Ich hab bei einem ähnlichen Problem bei einer IBM HD mal erfolgreich die Elektronik mit der einer anderen IBM platte (mit gleicher Seriennummer) ausgetauscht.

Nun möchte ich das mit dieser auch versuchen, weil mir die Daten drauf ziemlich wichtig sind.
Ich suche auf e-bay nach ner gleichen Platte. Nun zwei Fragen:

Auf der HD hats eine SN und eine TLA. die TLA scheint sowas wie die Modell nummer zu sein (oder kann mir jemand sagen, was der unterschied zwischen SN und TLA ist?). Worauf muss ich jetzt achten? was muss übereinstimmen?
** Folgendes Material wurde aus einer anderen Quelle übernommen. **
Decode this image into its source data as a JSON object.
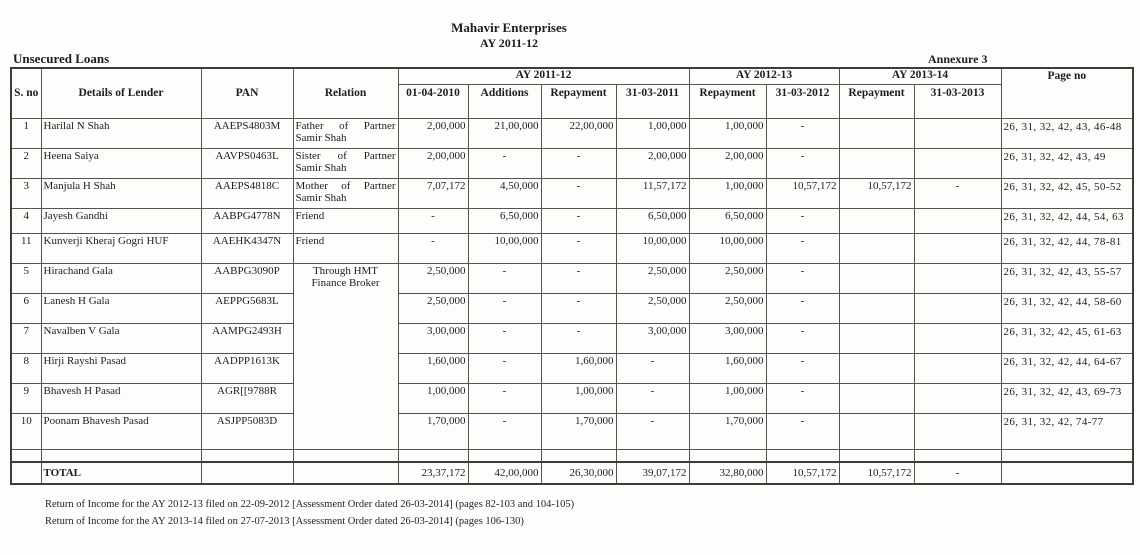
{
  "page": {
    "company": "Mahavir Enterprises",
    "assessment_year": "AY 2011-12",
    "section_title": "Unsecured Loans",
    "annexure": "Annexure 3"
  },
  "table": {
    "headers": {
      "s_no": "S. no",
      "lender": "Details of Lender",
      "pan": "PAN",
      "relation": "Relation",
      "page_no": "Page no",
      "groups": [
        {
          "label": "AY 2011-12",
          "cols": [
            "01-04-2010",
            "Additions",
            "Repayment",
            "31-03-2011"
          ]
        },
        {
          "label": "AY 2012-13",
          "cols": [
            "Repayment",
            "31-03-2012"
          ]
        },
        {
          "label": "AY 2013-14",
          "cols": [
            "Repayment",
            "31-03-2013"
          ]
        }
      ]
    },
    "rows": [
      {
        "s_no": "1",
        "lender": "Harilal N Shah",
        "pan": "AAEPS4803M",
        "relation": {
          "text": "Father of Partner Samir Shah"
        },
        "values": [
          "2,00,000",
          "21,00,000",
          "22,00,000",
          "1,00,000",
          "1,00,000",
          "-",
          "",
          ""
        ],
        "page_no": "26, 31, 32, 42, 43, 46-48"
      },
      {
        "s_no": "2",
        "lender": "Heena Saiya",
        "pan": "AAVPS0463L",
        "relation": {
          "text": "Sister of Partner Samir Shah"
        },
        "values": [
          "2,00,000",
          "-",
          "-",
          "2,00,000",
          "2,00,000",
          "-",
          "",
          ""
        ],
        "page_no": "26, 31, 32, 42, 43, 49"
      },
      {
        "s_no": "3",
        "lender": "Manjula H Shah",
        "pan": "AAEPS4818C",
        "relation": {
          "text": "Mother of Partner Samir Shah"
        },
        "values": [
          "7,07,172",
          "4,50,000",
          "-",
          "11,57,172",
          "1,00,000",
          "10,57,172",
          "10,57,172",
          "-"
        ],
        "page_no": "26, 31, 32, 42, 45, 50-52"
      },
      {
        "s_no": "4",
        "lender": "Jayesh Gandhi",
        "pan": "AABPG4778N",
        "relation": {
          "text": "Friend"
        },
        "values": [
          "-",
          "6,50,000",
          "-",
          "6,50,000",
          "6,50,000",
          "-",
          "",
          ""
        ],
        "page_no": "26, 31, 32, 42, 44, 54, 63"
      },
      {
        "s_no": "11",
        "lender": "Kunverji Kheraj Gogri HUF",
        "pan": "AAEHK4347N",
        "relation": {
          "text": "Friend"
        },
        "values": [
          "-",
          "10,00,000",
          "-",
          "10,00,000",
          "10,00,000",
          "-",
          "",
          ""
        ],
        "page_no": "26, 31, 32, 42, 44, 78-81"
      },
      {
        "s_no": "5",
        "lender": "Hirachand Gala",
        "pan": "AABPG3090P",
        "relation": {
          "text": "Through HMT Finance Broker",
          "rowspan": 6,
          "center": true
        },
        "values": [
          "2,50,000",
          "-",
          "-",
          "2,50,000",
          "2,50,000",
          "-",
          "",
          ""
        ],
        "page_no": "26, 31, 32, 42, 43, 55-57"
      },
      {
        "s_no": "6",
        "lender": "Lanesh H Gala",
        "pan": "AEPPG5683L",
        "relation": null,
        "values": [
          "2,50,000",
          "-",
          "-",
          "2,50,000",
          "2,50,000",
          "-",
          "",
          ""
        ],
        "page_no": "26, 31, 32, 42, 44, 58-60"
      },
      {
        "s_no": "7",
        "lender": "Navalben V Gala",
        "pan": "AAMPG2493H",
        "relation": null,
        "values": [
          "3,00,000",
          "-",
          "-",
          "3,00,000",
          "3,00,000",
          "-",
          "",
          ""
        ],
        "page_no": "26, 31, 32, 42, 45, 61-63"
      },
      {
        "s_no": "8",
        "lender": "Hirji Rayshi Pasad",
        "pan": "AADPP1613K",
        "relation": null,
        "values": [
          "1,60,000",
          "-",
          "1,60,000",
          "-",
          "1,60,000",
          "-",
          "",
          ""
        ],
        "page_no": "26, 31, 32, 42, 44, 64-67"
      },
      {
        "s_no": "9",
        "lender": "Bhavesh H Pasad",
        "pan": "AGR[[9788R",
        "relation": null,
        "values": [
          "1,00,000",
          "-",
          "1,00,000",
          "-",
          "1,00,000",
          "-",
          "",
          ""
        ],
        "page_no": "26, 31, 32, 42, 43, 69-73"
      },
      {
        "s_no": "10",
        "lender": "Poonam Bhavesh Pasad",
        "pan": "ASJPP5083D",
        "relation": null,
        "values": [
          "1,70,000",
          "-",
          "1,70,000",
          "-",
          "1,70,000",
          "-",
          "",
          ""
        ],
        "page_no": "26, 31, 32, 42, 74-77"
      }
    ],
    "total": {
      "label": "TOTAL",
      "values": [
        "23,37,172",
        "42,00,000",
        "26,30,000",
        "39,07,172",
        "32,80,000",
        "10,57,172",
        "10,57,172",
        "-"
      ],
      "page_no": ""
    }
  },
  "footnotes": [
    "Return of Income for the AY 2012-13 filed on 22-09-2012 [Assessment Order dated 26-03-2014] (pages 82-103 and 104-105)",
    "Return of Income for the AY 2013-14 filed on 27-07-2013 [Assessment Order dated 26-03-2014] (pages 106-130)"
  ]
}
SN oder TLA?

Besteht die Chance, dass es auch mit Baugleichen modellen mit unterschiedlichen Seriennummern funktioniert?

Wenn da irgendwer etwas dazu weiss, würde ich mich über Hilfe freuen!
Dankeschön!


----------



## AndreG (7. November 2006)

Moin,

Am einfachsten wäre es die gleiche Platte nochmal zu kaufen. Sprich genau das gleiche Model. 

Meines Wissens nach war die SN nicht von bedeutung sondern nur die TLA und das Modell. Sprich die SN dient normalerweise nur dem Hersteller um zu schaun wann/wie/wo das Ding gebaut wurde.

Mfg Andre

P.s. Es lebe das Backup ;-]


----------